He had a long-sleeved black t-shirt covering his upper body, shoved up to his elbow to reveal his forearms. He had on a pair of faded denim jeans that looked like they’d been found in the dumpster outside considering how dirty they were.
Then there were his scuffed boots.
He was wearing the same stuff that he’d come into the hospital with.
Surprisingly, none of it had been cut off of him because of his refusal to allow the ER staff to cut them off of him.
Bruno’s nurse had also offered to have them laundered—I secretly think she had the hots for him but was too intimidated to go past offering to do things for him—but he’d refused.
Which led us to now, walking out of the hospital, two security guards escorting us.
It took me two steps with Bruno’s hand in mine to show me that this wasn’t going to go how I’d planned.
It was only as the security guards were in the elevator, holding the door, that Bruno let them in on his plans.
“I’m going in my own elevator,” he murmured. “What floor are you going to?”
The security guards answered, their eyes curious and watchful.
“I’ll meet you down there,” Bruno muttered.
They nodded and went down—I wasn’t sure that was protocol, but who would argue with a grown man that looked like he could take on mountain lions and bears barehanded if he needed to?
Only after the doors completely closed and the next elevator opened did Bruno turn away from the elevator doors and start moving.
“Ummm.” I paused as I watched him turn us down the hallway directly to our left, go down two flights of stairs, and then take an immediate left into what looked like a long hallway that led to nowhere. “Where are we going?”
Bruno glanced at me, reached for my hand, and then tugged me toward him.
I went willingly, loving the way his hand practically engulfed mine.
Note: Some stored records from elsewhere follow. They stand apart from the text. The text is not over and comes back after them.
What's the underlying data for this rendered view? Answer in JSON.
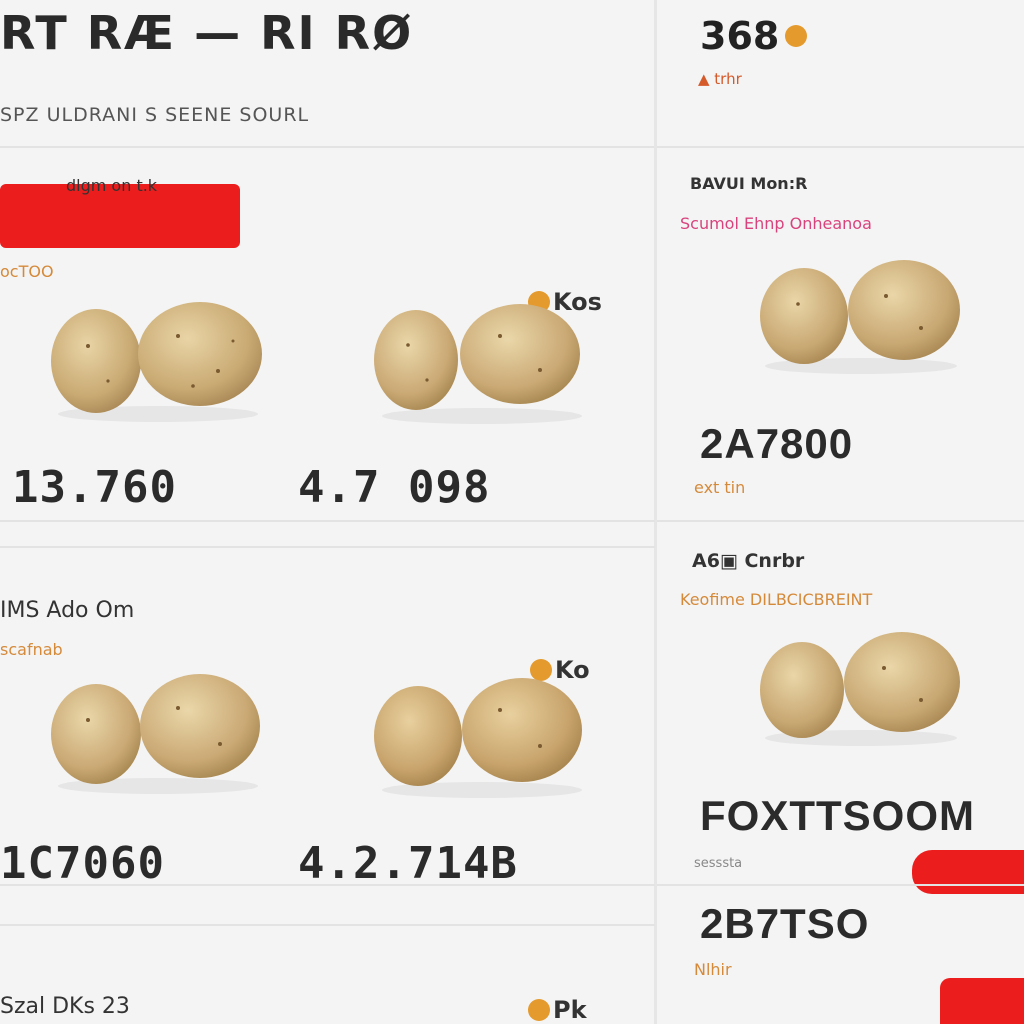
{
  "header": {
    "title": "RT RÆ — RI RØ",
    "subtitle": "SPZ ULDRANI S SEENE SOURL",
    "price_top_right": "368",
    "tag_top_right": "▲ trhr"
  },
  "cards": [
    {
      "label": "dlgm  on t.k",
      "orange": "ocTOO",
      "price": "13.760"
    },
    {
      "label": "",
      "badge": "Kos",
      "price": "4.7 098"
    },
    {
      "label": "BAVUI Mon:R",
      "orange": "Scumol  Ehnp Onheanoa",
      "price": "2A7800",
      "note": "ext tin"
    },
    {
      "label": "IMS  Ado  Om",
      "orange": "scafnab",
      "price": "1C7060"
    },
    {
      "label": "",
      "badge": "Ko",
      "price": "4.2.714B"
    },
    {
      "label": "A6▣ Cnrbr",
      "orange": "Keofime DILBCICBREINT",
      "price": "FOXTTSOOM",
      "note": "sesssta"
    },
    {
      "label": "Szal  DKs  23",
      "badge": "Pk",
      "price_right": "2B7TSO",
      "note": "Nlhir"
    }
  ],
  "colors": {
    "accent_red": "#ec1d1d",
    "accent_orange": "#e49a2d",
    "background": "#f4f4f4"
  },
  "icons": [
    "product-potato-icon",
    "badge-orange-dot-icon"
  ]
}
I loved it even more that, despite not remembering who I was, he wasn’t letting me go.
“Back way out of here,” he answered, words clipped and carefully neutral.
He wasn’t moving fast, but he was still moving us faster than what I imagined was comfortable for him.
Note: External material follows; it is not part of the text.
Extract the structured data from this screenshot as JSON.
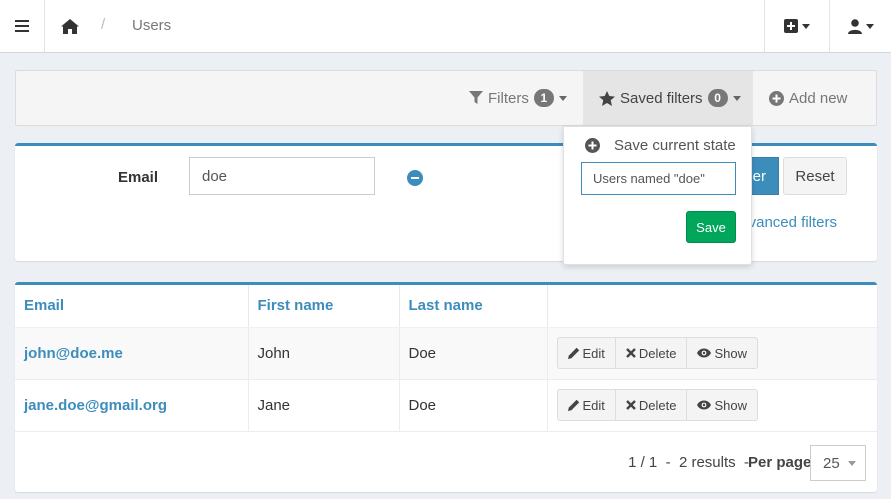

More importantly, he’d just woken up from his coma two days ago. He was still sore—that would happen when your head was practically ran over, helmet or not—and he probably shouldn’t be doing anything this strenuous.
“But what about the security guards?” I asked curiously as he continued.
He looked at me over his shoulder, his eyes going to where our hands were connected as a little frown filled his face, and then turned back around without answering.
I sighed and went with the flow, following him dutifully out of a side entrance that spit us out, not at the back or the front of the hospital, but across the damn street after we crossed over the skybridge.
He led us to a nondescript black sedan in the middle of the parking lot, parked me directly at the front driver’s side door, and then walked all the way around the car.
Just as he made a near complete circuit, his phone rang, and he reluctantly pulled it out and put it on speaker before saying, “Yeah?”
“Bruno, what the fuck?” Lynn barked into the phone. “That was for you!”
Bruno looked at the phone. “Don’t care. If you say don’t trust anybody, I’m not going to trust anybody. Even you.”
He had a point.
What did I know about Lynn?
Obviously, I’d asked my father about him.